Les traitements contre les douleurs neuropathiques (antidépresseurs tricycliques ou sérotoninergiques, anti-épileptiques) n’ont pas été spécifiquement étudiés dans cette indication. Bien qu’une composante neuropathique puisse certainement apparaître au cours de l’évolution de la lomboradiculalgie, on ne connaît ni la durée des symptômes nécessaire pour évoquer une douleur de type neuropathique, ni la proportion de patients concernés. Un essai thérapeutique nous semble raisonnable dès lors que les douleurs du membre inférieur prennent des caractéristiques typiques de douleurs neurogènes (tableau 3).
Il n’existe pas d’étude concernant la physiothérapie. En présence de douleurs neurogènes, la neurostimulation transcutanée (TENS) peut être essayée. Les exercices n’ont pas été étudiés mais ils pourraient ne pas être aussi efficaces que dans le cas de lombosciatalgies communes (non associées à une compression radiculaire). Cependant, lorsque le patient présente un phénomène de « centralisation » tel que défini par McKenzie (réduction de la longueur du trajet d’irradiation lors d’un mouvement unidirectionnel que ce soit en flexion, en extension ou en inclinaison), il semble que l’application d’exercices gradués uniquement dans cette direction soit plus efficace qu’une prise en charge active classique.13 La réalisation de manipulations rachidiennes est déconseillée par la vaste majorité des spécialistes du domaine.

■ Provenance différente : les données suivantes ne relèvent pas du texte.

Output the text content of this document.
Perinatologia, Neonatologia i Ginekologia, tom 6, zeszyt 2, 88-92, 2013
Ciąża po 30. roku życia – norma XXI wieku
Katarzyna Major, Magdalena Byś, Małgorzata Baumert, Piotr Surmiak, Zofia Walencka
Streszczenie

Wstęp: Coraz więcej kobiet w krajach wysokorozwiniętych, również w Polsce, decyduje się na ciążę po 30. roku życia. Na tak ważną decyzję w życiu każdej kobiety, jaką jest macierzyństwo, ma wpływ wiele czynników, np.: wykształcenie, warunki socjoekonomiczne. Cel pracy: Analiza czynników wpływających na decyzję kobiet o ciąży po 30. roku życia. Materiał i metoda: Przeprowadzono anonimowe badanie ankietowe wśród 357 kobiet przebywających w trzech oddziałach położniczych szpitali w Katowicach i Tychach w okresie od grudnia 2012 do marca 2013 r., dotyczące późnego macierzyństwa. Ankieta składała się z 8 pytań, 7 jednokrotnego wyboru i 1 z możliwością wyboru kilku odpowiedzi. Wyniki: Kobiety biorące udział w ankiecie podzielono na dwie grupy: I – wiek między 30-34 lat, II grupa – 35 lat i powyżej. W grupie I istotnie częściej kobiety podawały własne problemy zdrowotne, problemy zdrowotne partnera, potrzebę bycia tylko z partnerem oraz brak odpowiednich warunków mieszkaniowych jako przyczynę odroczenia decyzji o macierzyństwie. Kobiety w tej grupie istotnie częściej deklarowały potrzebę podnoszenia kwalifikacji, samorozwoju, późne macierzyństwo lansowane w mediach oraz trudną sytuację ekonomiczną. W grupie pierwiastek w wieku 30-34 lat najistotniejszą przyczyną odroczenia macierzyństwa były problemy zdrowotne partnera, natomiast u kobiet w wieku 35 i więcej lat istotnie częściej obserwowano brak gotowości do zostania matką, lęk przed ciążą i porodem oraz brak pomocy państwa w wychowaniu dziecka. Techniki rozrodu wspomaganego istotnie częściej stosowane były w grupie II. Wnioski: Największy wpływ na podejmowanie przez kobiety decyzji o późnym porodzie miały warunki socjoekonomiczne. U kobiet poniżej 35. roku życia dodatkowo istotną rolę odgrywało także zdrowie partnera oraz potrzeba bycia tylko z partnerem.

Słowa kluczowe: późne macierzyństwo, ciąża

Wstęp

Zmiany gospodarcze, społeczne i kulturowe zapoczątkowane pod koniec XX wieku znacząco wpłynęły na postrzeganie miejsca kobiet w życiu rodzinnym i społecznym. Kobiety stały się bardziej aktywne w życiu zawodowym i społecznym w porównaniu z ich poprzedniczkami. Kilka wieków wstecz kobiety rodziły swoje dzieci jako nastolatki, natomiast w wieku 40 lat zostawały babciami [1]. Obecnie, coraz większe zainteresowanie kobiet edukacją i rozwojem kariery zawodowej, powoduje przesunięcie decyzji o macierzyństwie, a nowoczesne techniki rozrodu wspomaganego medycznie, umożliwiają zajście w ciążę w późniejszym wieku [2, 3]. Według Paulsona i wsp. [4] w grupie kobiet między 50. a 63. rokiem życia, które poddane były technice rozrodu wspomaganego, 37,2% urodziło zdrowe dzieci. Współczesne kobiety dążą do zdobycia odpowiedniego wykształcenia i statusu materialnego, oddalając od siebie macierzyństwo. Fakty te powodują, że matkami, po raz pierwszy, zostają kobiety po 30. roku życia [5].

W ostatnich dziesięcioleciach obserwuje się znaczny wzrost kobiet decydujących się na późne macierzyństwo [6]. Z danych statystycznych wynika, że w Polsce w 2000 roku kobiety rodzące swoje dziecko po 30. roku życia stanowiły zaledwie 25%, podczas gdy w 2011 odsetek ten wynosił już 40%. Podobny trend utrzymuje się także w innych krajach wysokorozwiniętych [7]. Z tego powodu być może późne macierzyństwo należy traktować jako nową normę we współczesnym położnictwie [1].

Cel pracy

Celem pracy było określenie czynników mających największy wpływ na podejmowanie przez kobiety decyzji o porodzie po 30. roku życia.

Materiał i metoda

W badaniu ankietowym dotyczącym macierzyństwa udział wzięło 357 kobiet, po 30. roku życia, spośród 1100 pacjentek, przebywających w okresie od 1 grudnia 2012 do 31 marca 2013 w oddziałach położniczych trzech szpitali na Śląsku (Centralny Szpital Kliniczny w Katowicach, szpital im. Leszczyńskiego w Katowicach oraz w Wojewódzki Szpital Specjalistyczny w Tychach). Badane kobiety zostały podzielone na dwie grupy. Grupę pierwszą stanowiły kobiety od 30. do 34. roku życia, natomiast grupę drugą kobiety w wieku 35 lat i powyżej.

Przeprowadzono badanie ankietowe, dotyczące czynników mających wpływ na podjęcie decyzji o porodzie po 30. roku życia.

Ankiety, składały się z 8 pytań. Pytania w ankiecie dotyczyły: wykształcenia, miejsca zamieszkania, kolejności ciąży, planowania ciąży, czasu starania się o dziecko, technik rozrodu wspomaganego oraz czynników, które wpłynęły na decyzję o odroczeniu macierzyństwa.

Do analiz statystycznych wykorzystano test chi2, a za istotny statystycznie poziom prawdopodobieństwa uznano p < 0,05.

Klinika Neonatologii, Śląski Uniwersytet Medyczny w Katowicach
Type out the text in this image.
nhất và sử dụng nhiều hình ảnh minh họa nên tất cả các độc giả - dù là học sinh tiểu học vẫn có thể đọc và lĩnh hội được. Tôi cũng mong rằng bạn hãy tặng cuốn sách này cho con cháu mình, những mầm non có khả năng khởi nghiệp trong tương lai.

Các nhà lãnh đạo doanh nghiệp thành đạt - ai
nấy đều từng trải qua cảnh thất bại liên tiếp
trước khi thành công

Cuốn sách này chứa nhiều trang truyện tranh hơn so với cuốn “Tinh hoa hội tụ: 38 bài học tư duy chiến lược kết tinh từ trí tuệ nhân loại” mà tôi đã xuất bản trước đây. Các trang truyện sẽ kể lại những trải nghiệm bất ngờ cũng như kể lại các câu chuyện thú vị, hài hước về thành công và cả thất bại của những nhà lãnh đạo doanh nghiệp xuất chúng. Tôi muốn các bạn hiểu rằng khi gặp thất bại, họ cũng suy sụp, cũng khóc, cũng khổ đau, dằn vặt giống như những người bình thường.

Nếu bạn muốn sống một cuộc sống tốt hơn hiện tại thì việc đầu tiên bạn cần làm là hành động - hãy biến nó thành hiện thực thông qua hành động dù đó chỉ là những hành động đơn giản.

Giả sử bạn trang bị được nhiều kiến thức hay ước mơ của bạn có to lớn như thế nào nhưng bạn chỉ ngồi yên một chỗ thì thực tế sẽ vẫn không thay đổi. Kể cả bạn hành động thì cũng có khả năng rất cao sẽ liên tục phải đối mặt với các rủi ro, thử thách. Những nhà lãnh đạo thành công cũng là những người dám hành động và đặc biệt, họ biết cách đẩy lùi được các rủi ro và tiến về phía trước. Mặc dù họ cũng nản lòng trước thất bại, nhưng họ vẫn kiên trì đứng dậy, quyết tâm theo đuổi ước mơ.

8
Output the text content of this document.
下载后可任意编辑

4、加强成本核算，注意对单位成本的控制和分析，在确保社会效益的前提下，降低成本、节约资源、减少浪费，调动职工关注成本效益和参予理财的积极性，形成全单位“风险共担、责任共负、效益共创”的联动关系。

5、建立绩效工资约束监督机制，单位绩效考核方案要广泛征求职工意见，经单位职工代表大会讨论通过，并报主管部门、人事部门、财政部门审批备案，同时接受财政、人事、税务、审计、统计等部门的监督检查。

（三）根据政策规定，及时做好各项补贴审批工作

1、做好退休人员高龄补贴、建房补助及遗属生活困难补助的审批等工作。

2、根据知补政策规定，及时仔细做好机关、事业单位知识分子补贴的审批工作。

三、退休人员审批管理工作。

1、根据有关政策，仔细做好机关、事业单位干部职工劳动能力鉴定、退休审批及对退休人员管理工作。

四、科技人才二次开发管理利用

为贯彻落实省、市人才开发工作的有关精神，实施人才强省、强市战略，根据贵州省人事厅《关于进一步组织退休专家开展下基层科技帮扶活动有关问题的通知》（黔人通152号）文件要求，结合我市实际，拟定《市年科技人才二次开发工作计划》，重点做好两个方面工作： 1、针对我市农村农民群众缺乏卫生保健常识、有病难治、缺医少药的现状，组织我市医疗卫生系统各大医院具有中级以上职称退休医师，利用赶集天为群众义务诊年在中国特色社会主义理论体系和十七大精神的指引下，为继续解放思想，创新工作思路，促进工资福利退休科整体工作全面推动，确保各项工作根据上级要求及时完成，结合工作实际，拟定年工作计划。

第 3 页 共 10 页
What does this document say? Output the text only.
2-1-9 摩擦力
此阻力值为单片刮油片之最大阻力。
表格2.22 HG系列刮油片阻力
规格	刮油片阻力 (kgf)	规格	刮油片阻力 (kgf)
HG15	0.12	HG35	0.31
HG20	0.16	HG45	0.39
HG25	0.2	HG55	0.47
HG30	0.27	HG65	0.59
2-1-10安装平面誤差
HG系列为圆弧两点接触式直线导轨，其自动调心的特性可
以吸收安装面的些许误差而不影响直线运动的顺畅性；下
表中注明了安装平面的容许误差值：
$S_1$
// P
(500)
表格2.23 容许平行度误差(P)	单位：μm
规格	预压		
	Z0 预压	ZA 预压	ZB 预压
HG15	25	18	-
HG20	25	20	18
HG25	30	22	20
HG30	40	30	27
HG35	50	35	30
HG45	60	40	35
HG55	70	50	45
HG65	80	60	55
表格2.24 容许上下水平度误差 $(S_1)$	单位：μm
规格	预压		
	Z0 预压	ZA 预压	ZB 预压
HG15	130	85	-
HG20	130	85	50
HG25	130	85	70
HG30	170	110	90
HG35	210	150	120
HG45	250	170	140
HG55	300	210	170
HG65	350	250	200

L’utilisation d’infiltrations rachidiennes de corticostéroïdes est un domaine particulièrement controversé. Plusieurs remarques peuvent cependant être formulées à partir de la littérature existante : 1) au vu des données actuelles concernant la physiopathologie, et contrairement à ce que l’on sait des lombalgies en général, l’utilisation d’anti-inflammatoires puissants à tout son sens ; 2) l’utilisation de corticoïdes par voie systémique (i.m. ou i.v.) n’a pas ou peu d’effet supplémentaire par rapport au placebo ;14,15 3) en injection épidurale, un effet symptomatique à court terme (quelques semaines) sur les douleurs radiculaires a été démontré ;16 4) lorsque les études incluent un mélange de patients avec syndrome radiculaire par hernie discale et des patients avec canal lombaire rétréci, les infiltrations de corticostéroïdes ont systématiquement des effets supérieurs chez les premiers par rapport aux seconds ; 5) les infiltrations foraminales semblent plus efficaces que les infiltrations épidurales par voie postérieure. On se souviendra cependant à ce propos que, bien que ceci soit exceptionnel lors d’infiltrations lombaires, des infarctus médullaires associés à des paraplégies ont été rapportés lors d’infiltrations foraminales effectuées par des mains expertes ;17 6) il n’y a aucune information disponible sur le nombre d’infiltrations à pratiquer. En pratique, lorsqu’une amélioration partielle est obtenue, l’infiltration peut être répétée après une à deux semaines.
Invasifs
De nombreuses techniques dites « minimalement invasives » sont disponibles sur un marché qui n’est malheureusement pas soumis aux mêmes règles d’efficacité et de sécurité que les traitements médicamenteux. Pour l’instant, aucune de ces techniques n’a fait la preuve de son efficacité et de son innocuité. Elles ne sauraient donc être recommandées en dehors de stricts protocoles d’études cliniques. Il n’y a aucun sens, en l’état des connaissances, à les pratiquer chez des patients dont l’évolution clinique est favorable, d’autant plus que la majorité des hernies discales vont spontanément régresser.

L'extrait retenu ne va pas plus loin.